Вздрогнув, Бекки отметила, что Клей замер, казалось, он не дышит, потом медленно повернул голову, его темно-зеленые глаза нашли ее, синие и встревоженные. Клей как будто спрашивал, что же она делает, и черт ее побери, если она знала ответ.

Если она так реагирует, взбивая ему подушку, что же с ней станет, когда придется протирать его губкой?

Бекки убрала руку с его плеча.

— Не обращай слишком много внимания на подушку. — Голос ее был хриплым, она перевела дыхание, зная, что лицо ее сейчас пылает. — Тебе нужно отдохнуть, а мне… мне готовить обед.

Уголок его рта скептически приподнялся.

— Бекки, сейчас только половина третьего.

— Я готовлю долго.

Она повернулась и вышла из комнаты, осторожно притворив дверь и не обращая внимания на доносившееся до нее насмешливое фырканье Клея.

Глава четвертая

Бекки опустилась на диван, уткнулась локтями в колени, сжала лицо ладонями. Она потерла кончиками пальцев лоб, где грозовым облаком сгущалась боль, причиной которой был Клей. Далеко не первая головная боль за эту неделю и, как подозревала Бекки, не последняя.

Вздохнув, она откинулась на спинку, положила ноги на кофейный столик и начала мрачно изучать носки своих домашних туфель.

Клей находился в ее доме уже шесть дней. Насколько она могла судить, поправлялся он быстро. Головные боли почти прошли. Теперь он постоянно бодрствовал, а в результате голова стала болеть у нее.
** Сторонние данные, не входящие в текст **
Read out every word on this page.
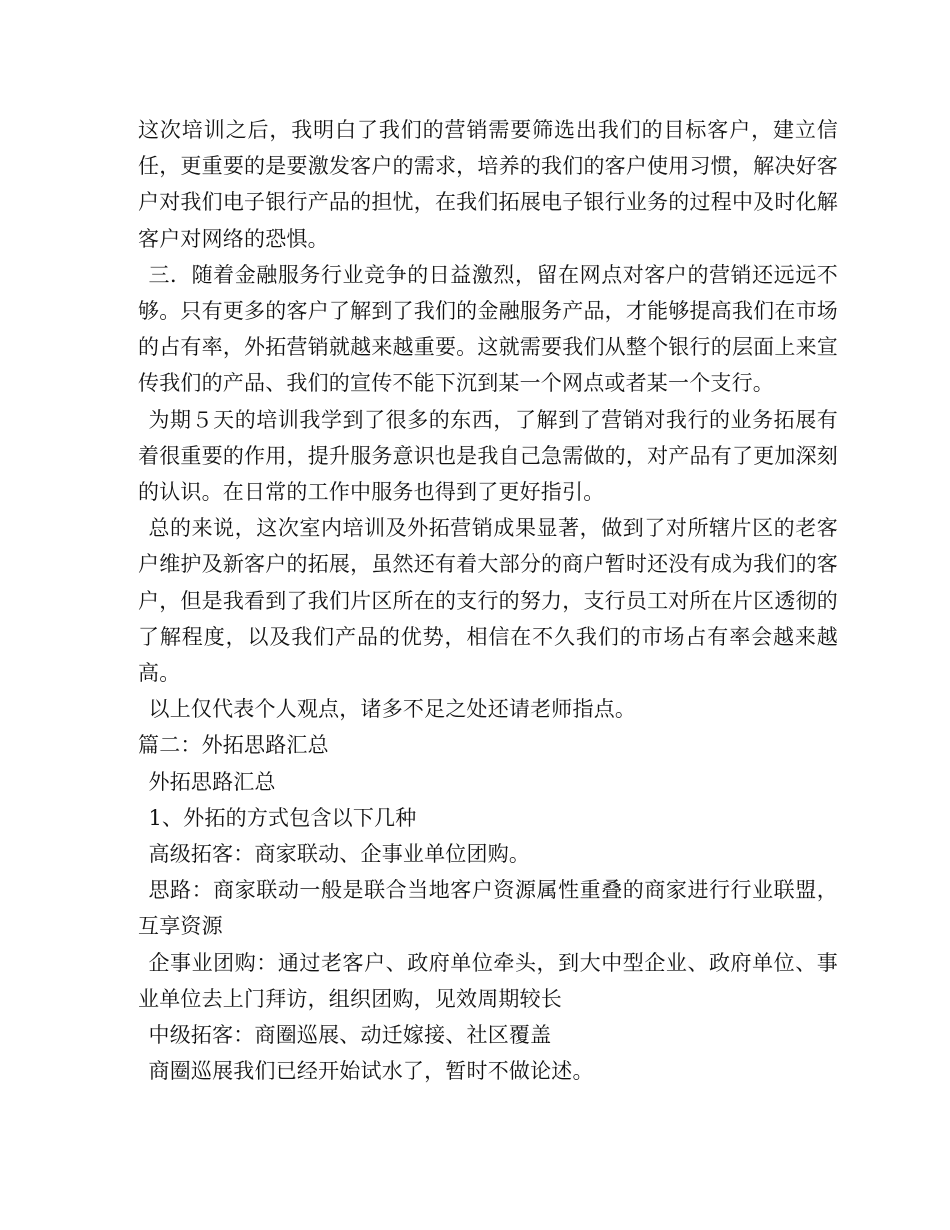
这次培训之后，我明白了我们的营销需要筛选出我们的目标客户，建立信任，更重要的是要激发客户的需求，培养的我们的客户使用习惯，解决好客户对我们电子银行产品的担忧，在我们拓展电子银行业务的过程中及时化解客户对网络的恐惧。

三．随着金融服务行业竞争的日益激烈，留在网点对客户的营销还远远不够。只有更多的客户了解到了我们的金融服务产品，才能够提高我们在市场的占有率，外拓营销就越来越重要。这就需要我们从整个银行的层面上来宣传我们的产品、我们的宣传不能下沉到某一个网点或者某一个支行。

为期５天的培训我学到了很多的东西，了解到了营销对我行的业务拓展有着很重要的作用，提升服务意识也是我自己急需做的，对产品有了更加深刻的认识。在日常的工作中服务也得到了更好指引。

总的来说，这次室内培训及外拓营销成果显著，做到了对所辖片区的老客户维护及新客户的拓展，虽然还有着大部分的商户暂时还没有成为我们的客户，但是我看到了我们片区所在的支行的努力，支行员工对所在片区透彻的了解程度，以及我们产品的优势，相信在不久我们的市场占有率会越来越高。

以上仅代表个人观点，诸多不足之处还请老师指点。

篇二：外拓思路汇总

外拓思路汇总

1、外拓的方式包含以下几种

高级拓客：商家联动、企事业单位团购。

思路：商家联动一般是联合当地客户资源属性重叠的商家进行行业联盟，互享资源

企事业团购：通过老客户、政府单位牵头，到大中型企业、政府单位、事业单位去上门拜访，组织团购，见效周期较长

中级拓客：商圈巡展、动迁嫁接、社区覆盖

商圈巡展我们已经开始试水了，暂时不做论述。
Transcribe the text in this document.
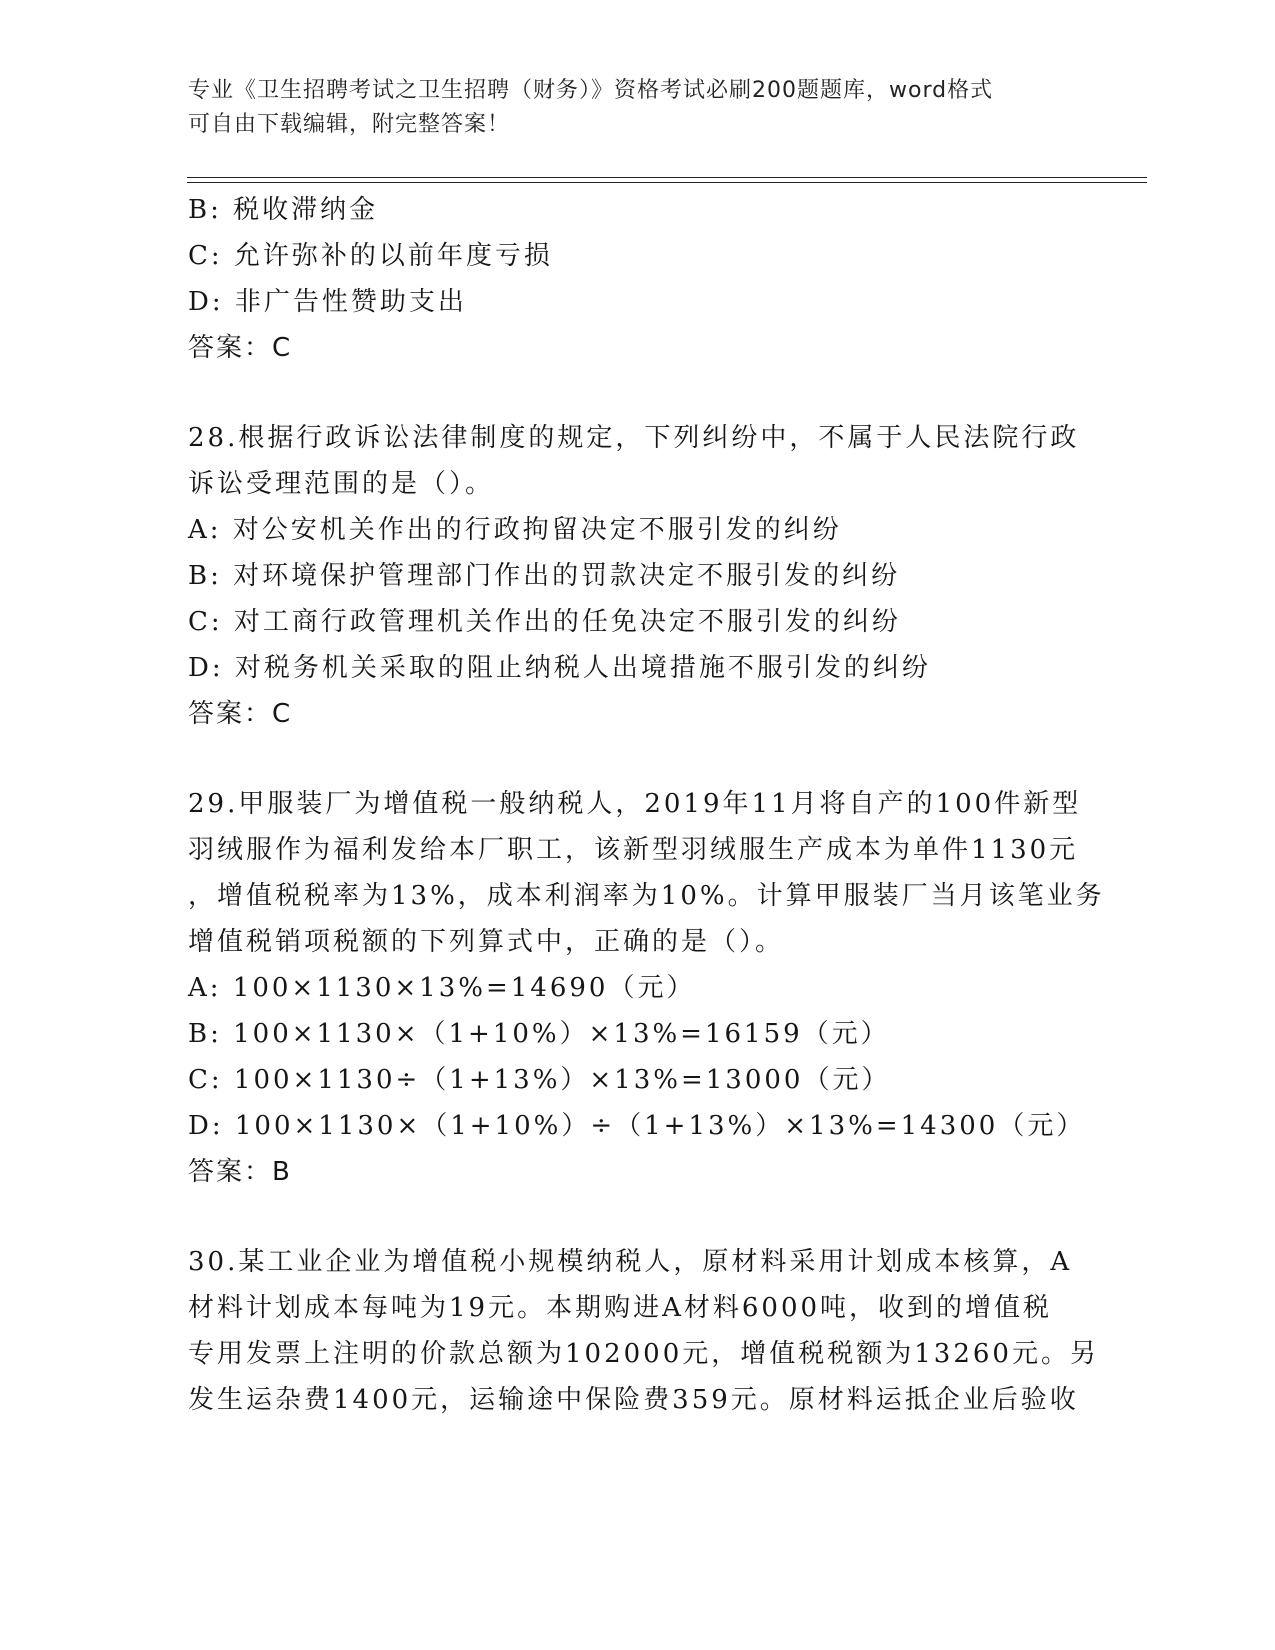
专业《卫生招聘考试之卫生招聘（财务）》资格考试必刷200题题库，word格式
可自由下载编辑，附完整答案！
B: 税收滞纳金
C: 允许弥补的以前年度亏损
D: 非广告性赞助支出
答案：C
28.根据行政诉讼法律制度的规定，下列纠纷中，不属于人民法院行政
诉讼受理范围的是（）。
A: 对公安机关作出的行政拘留决定不服引发的纠纷
B: 对环境保护管理部门作出的罚款决定不服引发的纠纷
C: 对工商行政管理机关作出的任免决定不服引发的纠纷
D: 对税务机关采取的阻止纳税人出境措施不服引发的纠纷
答案：C
29.甲服装厂为增值税一般纳税人，2019年11月将自产的100件新型
羽绒服作为福利发给本厂职工，该新型羽绒服生产成本为单件1130元
，增值税税率为13%，成本利润率为10%。计算甲服装厂当月该笔业务
增值税销项税额的下列算式中，正确的是（）。
A: 100×1130×13%=14690（元）
B: 100×1130×（1+10%）×13%=16159（元）
C: 100×1130÷（1+13%）×13%=13000（元）
D: 100×1130×（1+10%）÷（1+13%）×13%=14300（元）
答案：B
30.某工业企业为增值税小规模纳税人，原材料采用计划成本核算，A
材料计划成本每吨为19元。本期购进A材料6000吨，收到的增值税
专用发票上注明的价款总额为102000元，增值税税额为13260元。另
发生运杂费1400元，运输途中保险费359元。原材料运抵企业后验收
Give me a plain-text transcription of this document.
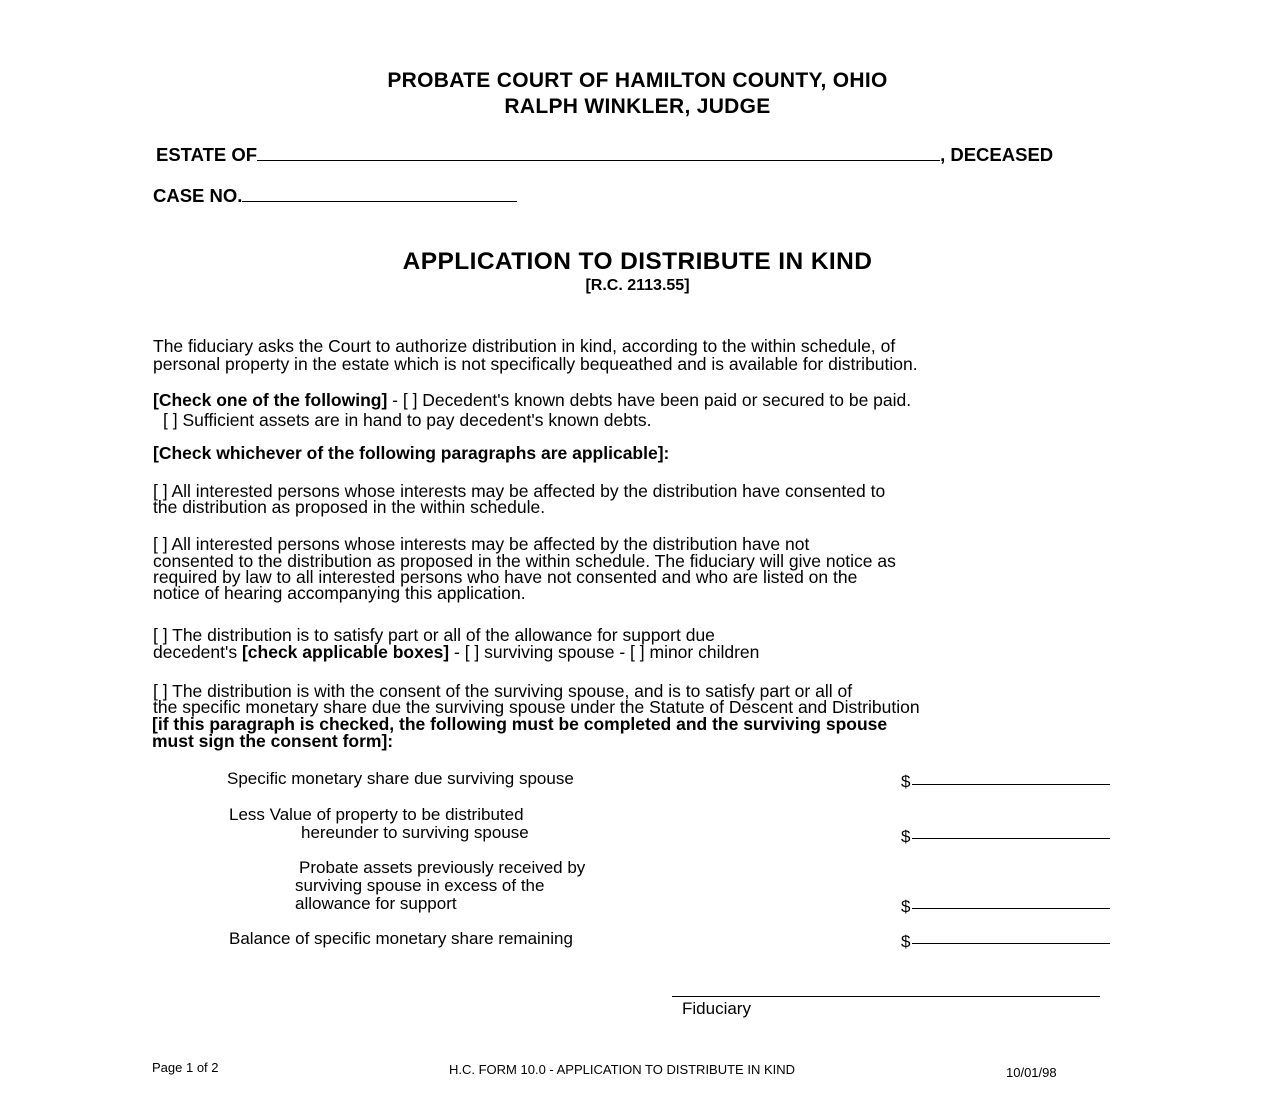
PROBATE COURT OF HAMILTON COUNTY, OHIO
RALPH WINKLER, JUDGE
ESTATE OF	, DECEASED
CASE NO.
APPLICATION TO DISTRIBUTE IN KIND
[R.C. 2113.55]
The fiduciary asks the Court to authorize distribution in kind, according to the within schedule, of
personal property in the estate which is not specifically bequeathed and is available for distribution.
[Check one of the following] - [ ] Decedent's known debts have been paid or secured to be paid.
[ ] Sufficient assets are in hand to pay decedent's known debts.
[Check whichever of the following paragraphs are applicable]:
[ ] All interested persons whose interests may be affected by the distribution have consented to
the distribution as proposed in the within schedule.
[ ] All interested persons whose interests may be affected by the distribution have not
consented to the distribution as proposed in the within schedule. The fiduciary will give notice as
required by law to all interested persons who have not consented and who are listed on the
notice of hearing accompanying this application.
[ ] The distribution is to satisfy part or all of the allowance for support due
decedent's [check applicable boxes] - [ ] surviving spouse - [ ] minor children
[ ] The distribution is with the consent of the surviving spouse, and is to satisfy part or all of
the specific monetary share due the surviving spouse under the Statute of Descent and Distribution
[if this paragraph is checked, the following must be completed and the surviving spouse
must sign the consent form]:
Specific monetary share due surviving spouse	$
Less Value of property to be distributed
hereunder to surviving spouse	$
Probate assets previously received by
surviving spouse in excess of the
allowance for support	$
Balance of specific monetary share remaining	$
Fiduciary
Page 1 of 2	H.C. FORM 10.0 - APPLICATION TO DISTRIBUTE IN KIND	10/01/98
Нельзя сказать, чтобы Клей был капризен или придирчив. Мрачные ожидания Бекки так и не оправдались. Нет, он оставался по-прежнему приветлив и бодр, охотно признавал свою неправоту и ничего особо не требовал. Во всяком случае, она не находила его чрезмерно требовательным. Когда он хотел, чтобы ему дали воды или сока, взбили подушку или подкатили к кровати кресло, в котором он добирался до ванной и туалета, то всякий раз извинялся за беспокойство и благодарил Бекки. Она не отказывала ему в помощи, он же в свою очередь никогда ее не торопил. Всегда готов был подождать. И выглядел при этом счастливым человеком.